Defining redirects in your configuration

For most cases you can define your redirects in vercel.json. Redirects defined here can use patterns so you don’t have to list every possible URL that you need to redirect.

Here is an example of how a redirect to another website might look:

{
  "redirects": [
    {
      "source": "/posts/:path(.*)",
      "destination": "https://<SOME_OTHER_DOMAIN>.com/posts/:path",
      "permanent": true
    }
  ],

  ...
}

However, if you have a more complicated situation where you need to conditionally redirect content off of some other criteria other than the URL alone, then you will need middleware. In my case I had to use middleware as I have some old search engine entries pointing to the wrong site (this one) that need to be cleaned up.

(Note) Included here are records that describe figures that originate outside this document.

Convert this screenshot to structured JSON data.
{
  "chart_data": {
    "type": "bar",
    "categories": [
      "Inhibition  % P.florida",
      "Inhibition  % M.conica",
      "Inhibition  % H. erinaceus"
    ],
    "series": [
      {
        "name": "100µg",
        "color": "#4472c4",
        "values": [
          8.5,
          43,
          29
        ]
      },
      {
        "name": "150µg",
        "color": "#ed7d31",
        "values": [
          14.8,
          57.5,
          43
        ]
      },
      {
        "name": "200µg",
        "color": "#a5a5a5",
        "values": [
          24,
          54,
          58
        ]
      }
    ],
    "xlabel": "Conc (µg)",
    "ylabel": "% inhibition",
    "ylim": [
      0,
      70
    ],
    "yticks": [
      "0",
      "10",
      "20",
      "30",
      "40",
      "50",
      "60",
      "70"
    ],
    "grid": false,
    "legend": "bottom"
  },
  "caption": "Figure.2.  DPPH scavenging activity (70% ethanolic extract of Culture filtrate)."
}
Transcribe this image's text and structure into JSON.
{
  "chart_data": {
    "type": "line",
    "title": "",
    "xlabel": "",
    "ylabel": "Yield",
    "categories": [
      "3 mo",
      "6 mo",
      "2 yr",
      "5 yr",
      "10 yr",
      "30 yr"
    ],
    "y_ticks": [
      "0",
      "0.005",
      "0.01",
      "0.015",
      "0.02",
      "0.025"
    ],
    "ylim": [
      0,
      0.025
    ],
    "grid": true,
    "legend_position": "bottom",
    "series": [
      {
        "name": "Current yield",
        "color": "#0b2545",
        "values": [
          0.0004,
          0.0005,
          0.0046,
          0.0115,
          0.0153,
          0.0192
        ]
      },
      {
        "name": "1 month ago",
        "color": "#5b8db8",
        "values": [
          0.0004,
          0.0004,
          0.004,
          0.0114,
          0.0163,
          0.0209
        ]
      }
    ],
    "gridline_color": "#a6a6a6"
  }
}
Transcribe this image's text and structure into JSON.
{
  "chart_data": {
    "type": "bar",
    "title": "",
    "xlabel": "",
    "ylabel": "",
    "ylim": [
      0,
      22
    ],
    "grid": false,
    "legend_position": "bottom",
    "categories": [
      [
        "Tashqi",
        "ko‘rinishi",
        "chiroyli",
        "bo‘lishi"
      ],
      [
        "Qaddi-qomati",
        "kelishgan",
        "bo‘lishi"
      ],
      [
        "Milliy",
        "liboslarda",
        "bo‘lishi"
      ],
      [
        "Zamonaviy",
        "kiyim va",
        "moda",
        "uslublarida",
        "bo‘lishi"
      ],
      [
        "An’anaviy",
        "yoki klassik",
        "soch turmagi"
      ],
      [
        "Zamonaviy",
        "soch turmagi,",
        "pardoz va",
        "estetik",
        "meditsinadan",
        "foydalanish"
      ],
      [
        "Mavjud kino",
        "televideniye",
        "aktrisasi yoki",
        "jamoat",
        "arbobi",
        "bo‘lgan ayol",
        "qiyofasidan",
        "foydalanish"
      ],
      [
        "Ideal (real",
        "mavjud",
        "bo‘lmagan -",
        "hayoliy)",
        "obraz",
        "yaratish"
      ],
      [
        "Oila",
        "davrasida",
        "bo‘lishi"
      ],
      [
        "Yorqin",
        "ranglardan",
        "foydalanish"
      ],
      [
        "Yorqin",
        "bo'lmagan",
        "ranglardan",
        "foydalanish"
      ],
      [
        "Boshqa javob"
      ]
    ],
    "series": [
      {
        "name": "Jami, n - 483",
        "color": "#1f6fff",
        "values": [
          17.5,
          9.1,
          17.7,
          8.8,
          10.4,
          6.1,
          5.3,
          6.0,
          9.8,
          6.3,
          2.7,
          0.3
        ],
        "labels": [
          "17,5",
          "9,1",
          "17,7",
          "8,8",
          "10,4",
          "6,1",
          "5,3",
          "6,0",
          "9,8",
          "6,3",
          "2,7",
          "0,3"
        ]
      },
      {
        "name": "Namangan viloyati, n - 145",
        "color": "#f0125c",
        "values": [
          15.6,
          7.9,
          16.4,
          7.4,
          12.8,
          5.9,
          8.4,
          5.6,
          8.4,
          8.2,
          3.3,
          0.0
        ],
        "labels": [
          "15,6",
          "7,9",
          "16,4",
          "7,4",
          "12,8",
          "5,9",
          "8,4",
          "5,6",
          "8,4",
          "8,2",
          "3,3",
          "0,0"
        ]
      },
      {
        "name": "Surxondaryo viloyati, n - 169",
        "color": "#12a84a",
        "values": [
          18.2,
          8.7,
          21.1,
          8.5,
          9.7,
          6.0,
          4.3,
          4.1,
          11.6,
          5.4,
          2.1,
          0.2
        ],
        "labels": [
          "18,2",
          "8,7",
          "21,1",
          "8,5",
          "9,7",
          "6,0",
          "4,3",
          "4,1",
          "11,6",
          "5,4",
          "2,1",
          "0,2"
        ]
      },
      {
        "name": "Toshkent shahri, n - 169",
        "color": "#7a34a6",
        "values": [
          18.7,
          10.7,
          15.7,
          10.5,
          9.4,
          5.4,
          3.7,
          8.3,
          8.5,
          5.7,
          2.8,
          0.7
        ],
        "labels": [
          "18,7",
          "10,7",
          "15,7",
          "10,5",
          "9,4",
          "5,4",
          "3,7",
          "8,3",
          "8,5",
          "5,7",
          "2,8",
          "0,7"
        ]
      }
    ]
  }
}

Defining redirects using Edge Middleware

To solve this problem I created stubbed out articles in my Astro content collection for each piece of external content that I have. Each of these has a special key in its frontmatter with the value being the fully-qualified URL of the article on the other site. You could call it something like externalLink. This link is used both for overriding the URL in my blog post list to point to the external site and also setting up the redirect so that old links go to the right place.

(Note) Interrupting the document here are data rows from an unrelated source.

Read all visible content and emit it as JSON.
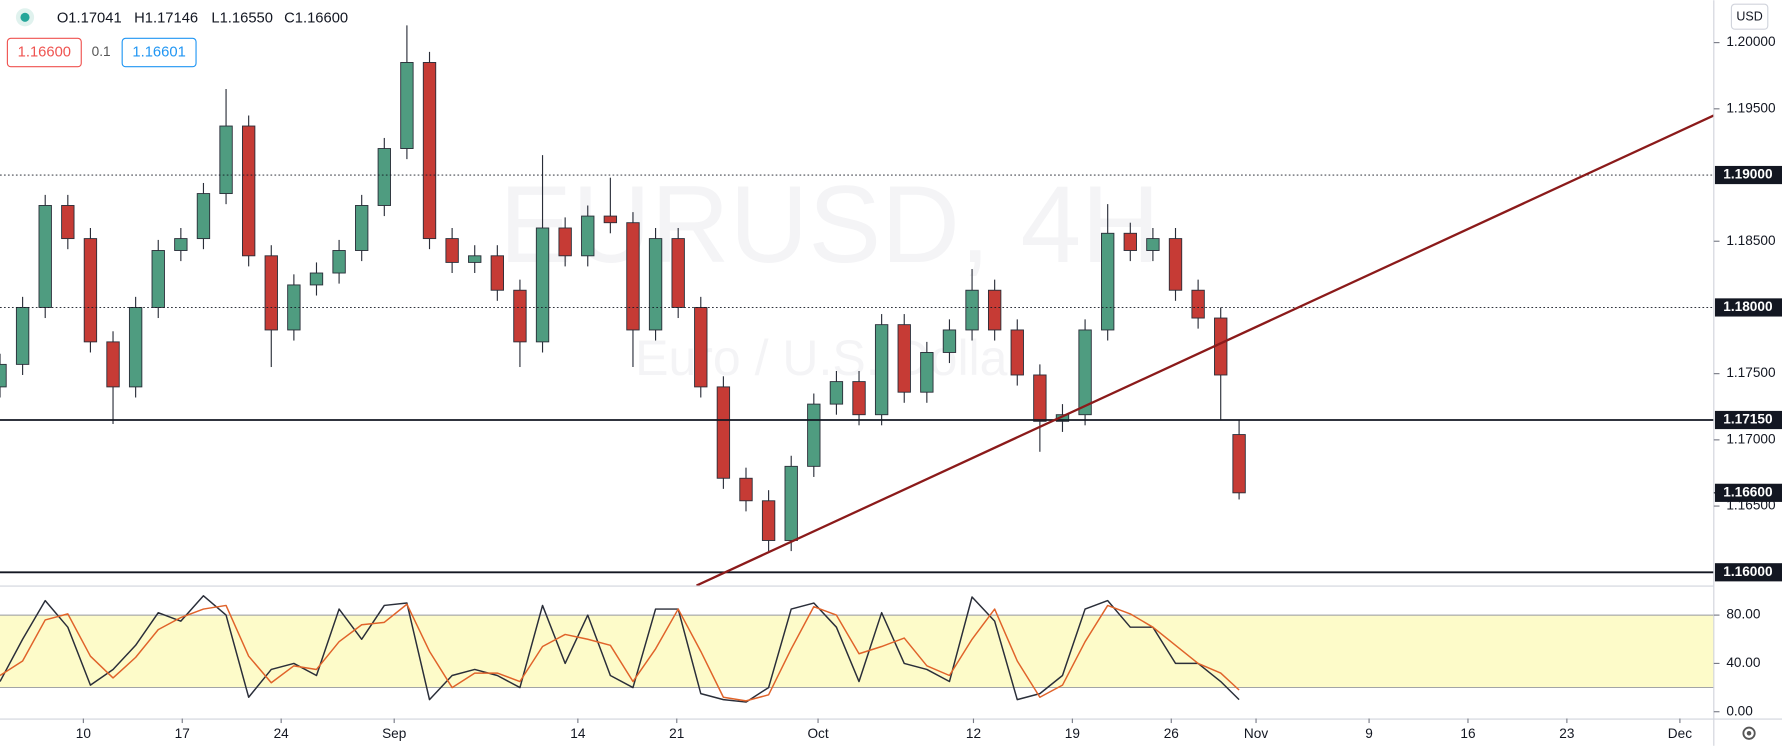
{
  "header": {
    "ohlc": [
      "O1.17041",
      "H1.17146",
      "L1.16550",
      "C1.16600"
    ],
    "bid": "1.16600",
    "spread": "0.1",
    "ask": "1.16601",
    "currency": "USD",
    "watermark": "EURUSD, 4H",
    "watermark_subtitle": "Euro / U.S. Dollar"
  },
  "chart_data": [
    {
      "type": "candlestick",
      "x": [
        3.1,
        4.7,
        6.3,
        7.9,
        9.5,
        11.1,
        12.7,
        14.3,
        15.9,
        17.5,
        19.1,
        20.7,
        22.3,
        23.9,
        25.5,
        27.1,
        28.7,
        30.3,
        31.9,
        33.5,
        35.1,
        36.7,
        38.3,
        39.9,
        41.5,
        43.1,
        44.7,
        46.3,
        47.9,
        49.5,
        51.1,
        52.7,
        54.3,
        55.9,
        57.5,
        59.1,
        60.7,
        62.3,
        63.9,
        65.5,
        67.1,
        68.7,
        70.3,
        71.9,
        73.5,
        75.1,
        76.7,
        78.3,
        79.9,
        81.5,
        83.1,
        84.7,
        86.3,
        87.9,
        89.5,
        90.8
      ],
      "open": [
        1.174,
        1.1757,
        1.18,
        1.1877,
        1.1852,
        1.1774,
        1.174,
        1.18,
        1.1843,
        1.1852,
        1.1886,
        1.1937,
        1.1839,
        1.1783,
        1.1817,
        1.1826,
        1.1843,
        1.1877,
        1.192,
        1.1985,
        1.1852,
        1.1834,
        1.1839,
        1.1813,
        1.1774,
        1.186,
        1.1839,
        1.1869,
        1.1864,
        1.1783,
        1.1852,
        1.18,
        1.174,
        1.1671,
        1.1654,
        1.1624,
        1.168,
        1.1727,
        1.1744,
        1.1719,
        1.1787,
        1.1736,
        1.1766,
        1.1783,
        1.1813,
        1.1783,
        1.1749,
        1.1714,
        1.1719,
        1.1783,
        1.1856,
        1.1843,
        1.1852,
        1.1813,
        1.1792,
        1.1704
      ],
      "high": [
        1.1765,
        1.1808,
        1.1885,
        1.1885,
        1.186,
        1.1782,
        1.1808,
        1.1851,
        1.186,
        1.1894,
        1.1965,
        1.1945,
        1.1847,
        1.1825,
        1.1834,
        1.1851,
        1.1885,
        1.1928,
        1.2013,
        1.1993,
        1.186,
        1.1847,
        1.1847,
        1.1821,
        1.1915,
        1.1868,
        1.1877,
        1.1898,
        1.1872,
        1.186,
        1.186,
        1.1808,
        1.1748,
        1.1679,
        1.1662,
        1.1688,
        1.1735,
        1.1752,
        1.1752,
        1.1795,
        1.1795,
        1.1774,
        1.1791,
        1.1829,
        1.1821,
        1.1791,
        1.1757,
        1.1727,
        1.1791,
        1.1878,
        1.1864,
        1.186,
        1.186,
        1.1821,
        1.18,
        1.1715
      ],
      "low": [
        1.1732,
        1.1749,
        1.1792,
        1.1844,
        1.1766,
        1.1712,
        1.1732,
        1.1792,
        1.1835,
        1.1844,
        1.1878,
        1.1831,
        1.1755,
        1.1775,
        1.1809,
        1.1818,
        1.1835,
        1.1869,
        1.1912,
        1.1844,
        1.1826,
        1.1826,
        1.1805,
        1.1755,
        1.1766,
        1.1831,
        1.1831,
        1.1856,
        1.1755,
        1.1775,
        1.1792,
        1.1732,
        1.1663,
        1.1646,
        1.1616,
        1.1616,
        1.1672,
        1.1719,
        1.1711,
        1.1711,
        1.1728,
        1.1728,
        1.1758,
        1.1775,
        1.1775,
        1.1741,
        1.1691,
        1.1706,
        1.1711,
        1.1775,
        1.1835,
        1.1835,
        1.1805,
        1.1784,
        1.1715,
        1.1655
      ],
      "close": [
        1.1757,
        1.18,
        1.1877,
        1.1852,
        1.1774,
        1.174,
        1.18,
        1.1843,
        1.1852,
        1.1886,
        1.1937,
        1.1839,
        1.1783,
        1.1817,
        1.1826,
        1.1843,
        1.1877,
        1.192,
        1.1985,
        1.1852,
        1.1834,
        1.1839,
        1.1813,
        1.1774,
        1.186,
        1.1839,
        1.1869,
        1.1864,
        1.1783,
        1.1852,
        1.18,
        1.174,
        1.1671,
        1.1654,
        1.1624,
        1.168,
        1.1727,
        1.1744,
        1.1719,
        1.1787,
        1.1736,
        1.1766,
        1.1783,
        1.1813,
        1.1783,
        1.1749,
        1.1714,
        1.1719,
        1.1783,
        1.1856,
        1.1843,
        1.1852,
        1.1813,
        1.1792,
        1.1749,
        1.166
      ],
      "up_color": "#4f9c80",
      "down_color": "#c63b35",
      "xlim": [
        3.1,
        124.4
      ],
      "ylim": [
        1.159,
        1.2032
      ],
      "xticks": [
        {
          "value": 9,
          "label": "10"
        },
        {
          "value": 16,
          "label": "17"
        },
        {
          "value": 23,
          "label": "24"
        },
        {
          "value": 31,
          "label": "Sep"
        },
        {
          "value": 44,
          "label": "14"
        },
        {
          "value": 51,
          "label": "21"
        },
        {
          "value": 61,
          "label": "Oct"
        },
        {
          "value": 72,
          "label": "12"
        },
        {
          "value": 79,
          "label": "19"
        },
        {
          "value": 86,
          "label": "26"
        },
        {
          "value": 92,
          "label": "Nov"
        },
        {
          "value": 100,
          "label": "9"
        },
        {
          "value": 107,
          "label": "16"
        },
        {
          "value": 114,
          "label": "23"
        },
        {
          "value": 122,
          "label": "Dec"
        }
      ],
      "yticks": [
        {
          "value": 1.2,
          "label": "1.20000"
        },
        {
          "value": 1.195,
          "label": "1.19500"
        },
        {
          "value": 1.185,
          "label": "1.18500"
        },
        {
          "value": 1.175,
          "label": "1.17500"
        },
        {
          "value": 1.17,
          "label": "1.17000"
        },
        {
          "value": 1.165,
          "label": "1.16500"
        }
      ],
      "levels": [
        {
          "value": 1.19,
          "label": "1.19000",
          "style": "dotted"
        },
        {
          "value": 1.18,
          "label": "1.18000",
          "style": "dotted"
        },
        {
          "value": 1.1715,
          "label": "1.17150",
          "style": "solid"
        },
        {
          "value": 1.16,
          "label": "1.16000",
          "style": "solid"
        }
      ],
      "last_price": {
        "value": 1.166,
        "label": "1.16600"
      },
      "trendline": {
        "x": [
          52.4,
          124.4
        ],
        "y": [
          1.159,
          1.1945
        ],
        "color": "#8b1a1a"
      }
    },
    {
      "type": "line",
      "x": [
        3.1,
        4.7,
        6.3,
        7.9,
        9.5,
        11.1,
        12.7,
        14.3,
        15.9,
        17.5,
        19.1,
        20.7,
        22.3,
        23.9,
        25.5,
        27.1,
        28.7,
        30.3,
        31.9,
        33.5,
        35.1,
        36.7,
        38.3,
        39.9,
        41.5,
        43.1,
        44.7,
        46.3,
        47.9,
        49.5,
        51.1,
        52.7,
        54.3,
        55.9,
        57.5,
        59.1,
        60.7,
        62.3,
        63.9,
        65.5,
        67.1,
        68.7,
        70.3,
        71.9,
        73.5,
        75.1,
        76.7,
        78.3,
        79.9,
        81.5,
        83.1,
        84.7,
        86.3,
        87.9,
        89.5,
        90.8
      ],
      "series": [
        {
          "color": "#2a2e39",
          "values": [
            25,
            60,
            92,
            70,
            22,
            35,
            55,
            82,
            75,
            96,
            80,
            12,
            35,
            40,
            30,
            85,
            60,
            88,
            90,
            10,
            30,
            35,
            30,
            20,
            88,
            40,
            80,
            30,
            20,
            85,
            85,
            15,
            10,
            8,
            20,
            85,
            90,
            70,
            25,
            82,
            40,
            35,
            25,
            95,
            75,
            10,
            15,
            30,
            85,
            92,
            70,
            70,
            40,
            40,
            25,
            10
          ]
        },
        {
          "color": "#e0632a",
          "values": [
            30,
            42,
            76,
            81,
            46,
            28,
            45,
            68,
            78,
            85,
            88,
            46,
            24,
            38,
            35,
            58,
            72,
            74,
            89,
            50,
            20,
            32,
            32,
            25,
            54,
            64,
            60,
            55,
            25,
            52,
            85,
            50,
            12,
            9,
            14,
            52,
            87,
            80,
            48,
            54,
            61,
            38,
            30,
            60,
            85,
            42,
            12,
            22,
            58,
            88,
            81,
            70,
            55,
            40,
            32,
            18
          ]
        }
      ],
      "band": [
        20,
        80
      ],
      "band_color": "#fdfbc9",
      "xlim": [
        3.1,
        124.4
      ],
      "ylim": [
        -5.6,
        104.5
      ],
      "yticks": [
        {
          "value": 0,
          "label": "0.00"
        },
        {
          "value": 40,
          "label": "40.00"
        },
        {
          "value": 80,
          "label": "80.00"
        }
      ]
    }
  ]
}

Here is the middleware that I used to accomplish this:

import redirects from "./redirects.json";

export const config = {
  matcher: "/posts/:slug*",
};

export default function middleware(request: Request) {
  const url = new URL(request.url);

  for (const [path, redirectUrl] of Object.entries(redirects)) {
    if (url.pathname === path || url.pathname === path + "/") {
      return Response.redirect(redirectUrl, 308); // 308 is a permanent redirect
    }
  }
}

You will notice that I’m importing redirects from a static file. The redirects.json is generated at build time using a postbuild npm script which runs automatically after every build. I also limit this middleware to only running against blog URLs since it doesn’t need to run on everything else, though this is optional.

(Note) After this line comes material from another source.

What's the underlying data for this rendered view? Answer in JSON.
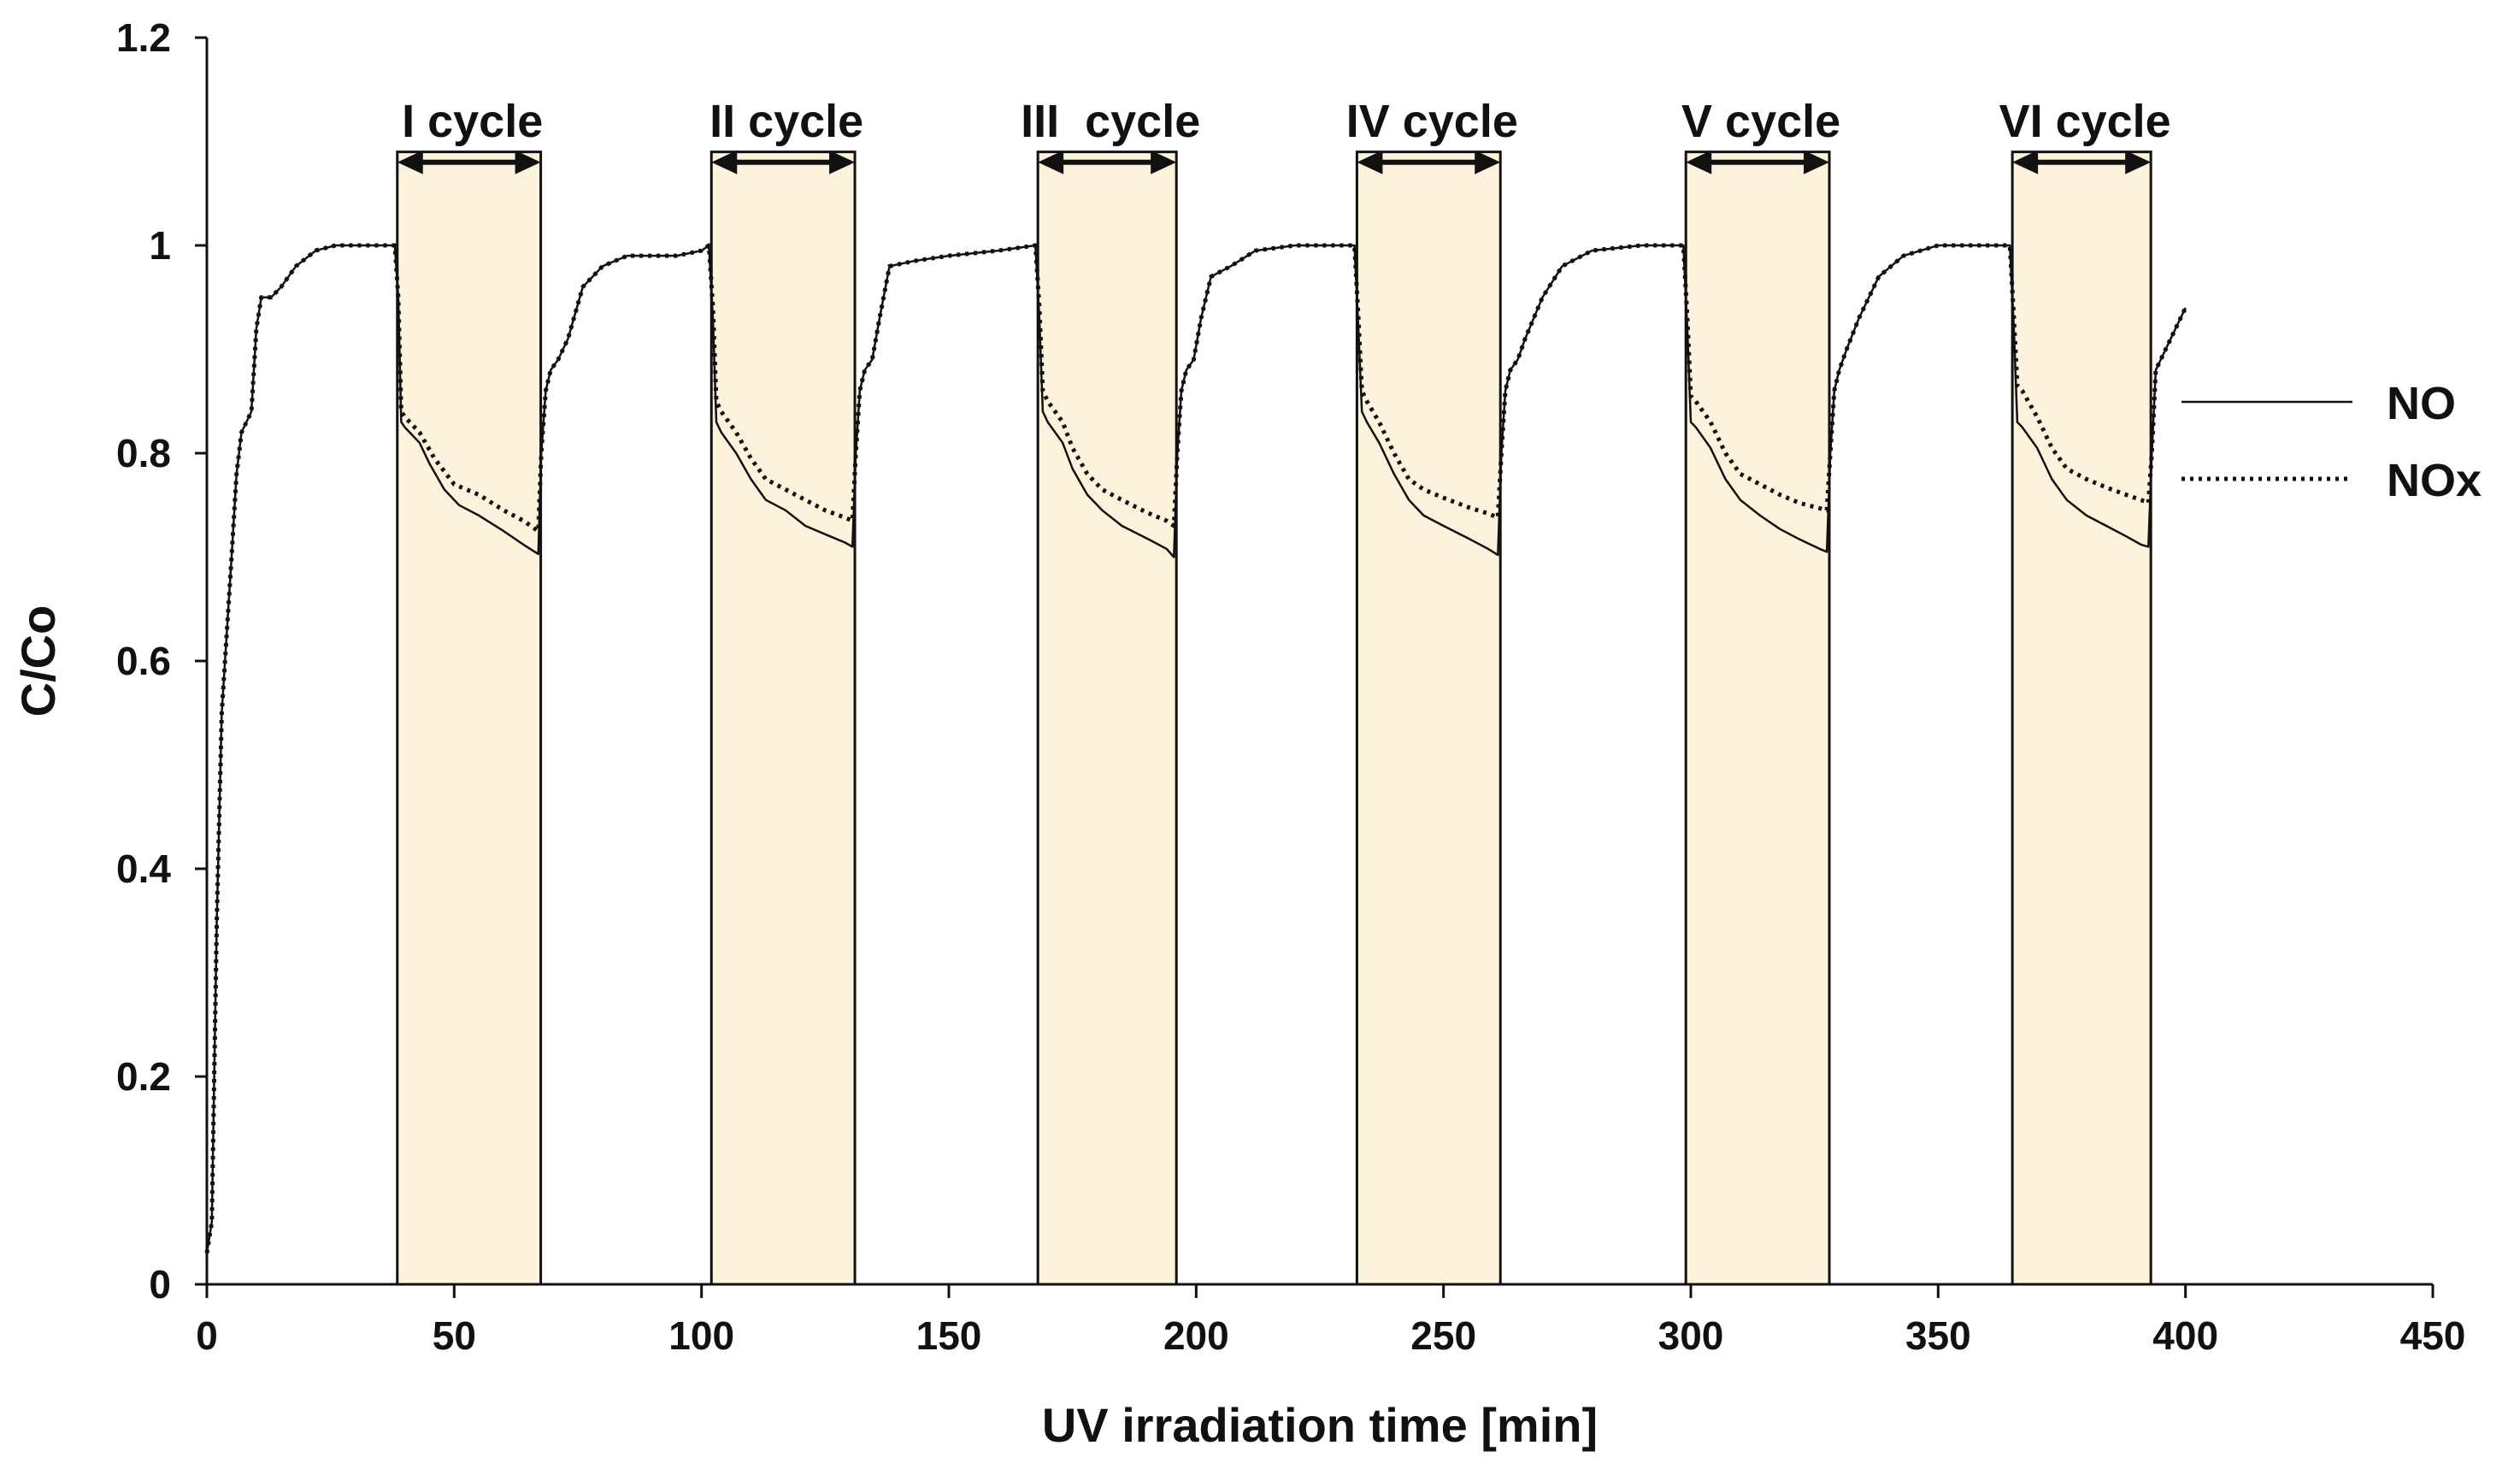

The postbuild script needs to identify which URLs belong to external content and which ones do not by reading the frontmatter. I do this using the gray-matter library:

// @ts-check
import fs, { readdir } from "fs/promises";
import matter from "gray-matter";
import path from "path";

const SRC_POSTS_DIR = "./src/content/posts";
const REDIRECTS_PATH = "./redirects.json";

/**
 * Create a redirects.json file for the middleware with all external links.
 */
async function generateRedirectsFile() {
  /** @type {Record<string, string>} */
  const redirects = {};

  // Gather a list of all files in src/content/posts into an array.
  const posts = (await readdir(SRC_POSTS_DIR, { withFileTypes: true })).filter(
    (dirent) => dirent.isFile(),
  );

  for (const post of posts) {
    const contentPath = path.join(post.path, post.name);
    const content = await fs.readFile(contentPath, { encoding: "utf8" });
    const frontmatter = matter(content).data;

    if (frontmatter.externalLink) {
      // Remove the .mdx extension.
      const slug = post.name.slice(0, -4);

      // Create the redirect entry in the JSON file.
      redirects[`/posts/${slug}`] = frontmatter.externalLink;
    }
  }

  // Save the JSON file to the project root.
  await fs.writeFile(REDIRECTS_PATH, JSON.stringify(redirects, null, 2));
}

await generateRedirectsFile();

Don’t forget to modify your package.json with the postbuild script entry:

{
  "name": "jamiekuppens.com",
  "type": "module",
  "scripts": {
    "dev": "astro dev",
    "preview": "astro preview",
    "astro": "astro",
    "build": "astro build",
    "postbuild": "node ./scripts/postbuild.js"
  },

  ...

With that done, redirects should now work once the site gets deployed. Since this is using Vercel this won’t work locally unless the Vercel adapter is being used.

In Summary

Although Astro doesn’t support external redirects out of the box, this can be worked around by using the features provided by your deployment platform of choice. I doubt many people have to do redirects like I do and a simple rule in vercel.json would suffice, but for more complicated scenarios Edge Middleware is a powerful tool to have at your disposal.

You could also use middleware to configure redirects defined outside of your project using another data source like Edge Config, which would allow you to change redirects without having to rebuild your site.